Jessie finally settled in Bristol in the 1940s where she became the first woman president of the Trades Council. Her work for the Trade Union movement was recognised by a TUC Gold Medal in 1955 and an MBE in 1977. She died in Bristol in 1979.
The exhibition
As well as telling the story of Jessie’s life, the exhibition includes a collection of memorabilia about her, such as:
- A mug produced as part of Journey to Justice Bristol 2017.[2]
- Commemorative material from Glasgow Women’s Library.[3] Jessie features in two of their walks and trails, and in a bookmark made from some of the wood torn from the Suffrage Oak on the Kelvin Way by Storm Ophelia in 2017.
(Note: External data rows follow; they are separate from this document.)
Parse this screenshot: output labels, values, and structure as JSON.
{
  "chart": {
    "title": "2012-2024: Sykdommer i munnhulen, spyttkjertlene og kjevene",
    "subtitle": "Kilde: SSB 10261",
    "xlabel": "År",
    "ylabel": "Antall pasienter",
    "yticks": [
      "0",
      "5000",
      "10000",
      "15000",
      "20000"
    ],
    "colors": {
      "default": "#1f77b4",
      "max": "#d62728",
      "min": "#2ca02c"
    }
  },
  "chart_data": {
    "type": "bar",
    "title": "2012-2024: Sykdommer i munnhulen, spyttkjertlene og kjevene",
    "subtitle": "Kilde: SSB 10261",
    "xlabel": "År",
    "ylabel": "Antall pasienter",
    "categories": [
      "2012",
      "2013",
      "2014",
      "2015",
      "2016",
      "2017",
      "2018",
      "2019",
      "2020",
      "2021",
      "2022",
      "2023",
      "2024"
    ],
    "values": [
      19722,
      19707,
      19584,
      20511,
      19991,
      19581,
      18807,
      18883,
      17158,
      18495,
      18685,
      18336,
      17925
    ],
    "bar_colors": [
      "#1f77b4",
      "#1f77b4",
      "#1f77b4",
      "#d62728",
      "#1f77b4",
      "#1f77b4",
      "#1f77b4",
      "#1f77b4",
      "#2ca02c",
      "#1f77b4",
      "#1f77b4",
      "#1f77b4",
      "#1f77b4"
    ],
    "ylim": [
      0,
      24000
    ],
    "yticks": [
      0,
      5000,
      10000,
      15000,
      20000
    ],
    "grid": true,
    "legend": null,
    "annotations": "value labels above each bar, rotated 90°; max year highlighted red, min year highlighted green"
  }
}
- Educational resources including Jessie from creative project and social enterprise Protests and Suffragettes.[4]
- A banner made by Sheana Stephen, Jessie’s great-niece, and carried in a procession in Edinburgh in 2018 to celebrate the centenary of the first women getting the vote.
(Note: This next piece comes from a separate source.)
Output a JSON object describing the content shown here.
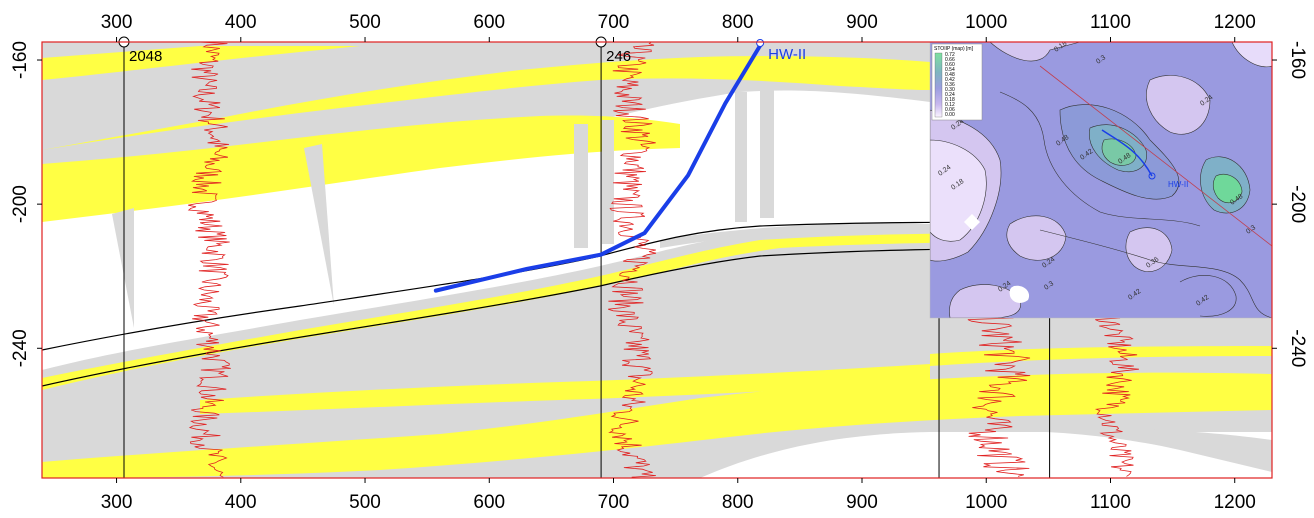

Jessie continued the fight for equality all her life. She was a woman who could turn her hand to almost anything with skills in organising, networking, marketing and public speaking, and was unafraid to stand up to those whose principles did not measure up to her ideals.
She was an activist almost to her last breath. When she fell ill and was admitted to hospital for the last time, she was due to attend the National Conference of Labour Women. It was reported at her funeral that her last words were: “You’ll have to change my tablets. I’m going to a women’s conference.” What might she have achieved if she had been elected to Parliament? We can only wonder.
Main sources
Corston, J. (2018). Suffragette and activist Jessie Stephen: a life remembered. Retrieved from https://ukvote100.org/2018/03/02/suffragette-and-activist-jessie-stephen-a-life-remembered-by-jean-corston/
Dallas, G. (1975). Jessie. Spare Rib, 32, 10-13.
LSE Women’s Library Collection: The Suffrage interviews. Retrieved from https://www.lse.ac.uk/library/collection-highlights/the-suffrage-interviews. (A collection of oral histories conducted by the historian Brian Harrison between 1974 and 1981. Jessie is number 157 on the list.)
Stephen, J. (n.d.). Submission is for slaves. (Unpublished autobiography. Available in Working Class Movement Library.)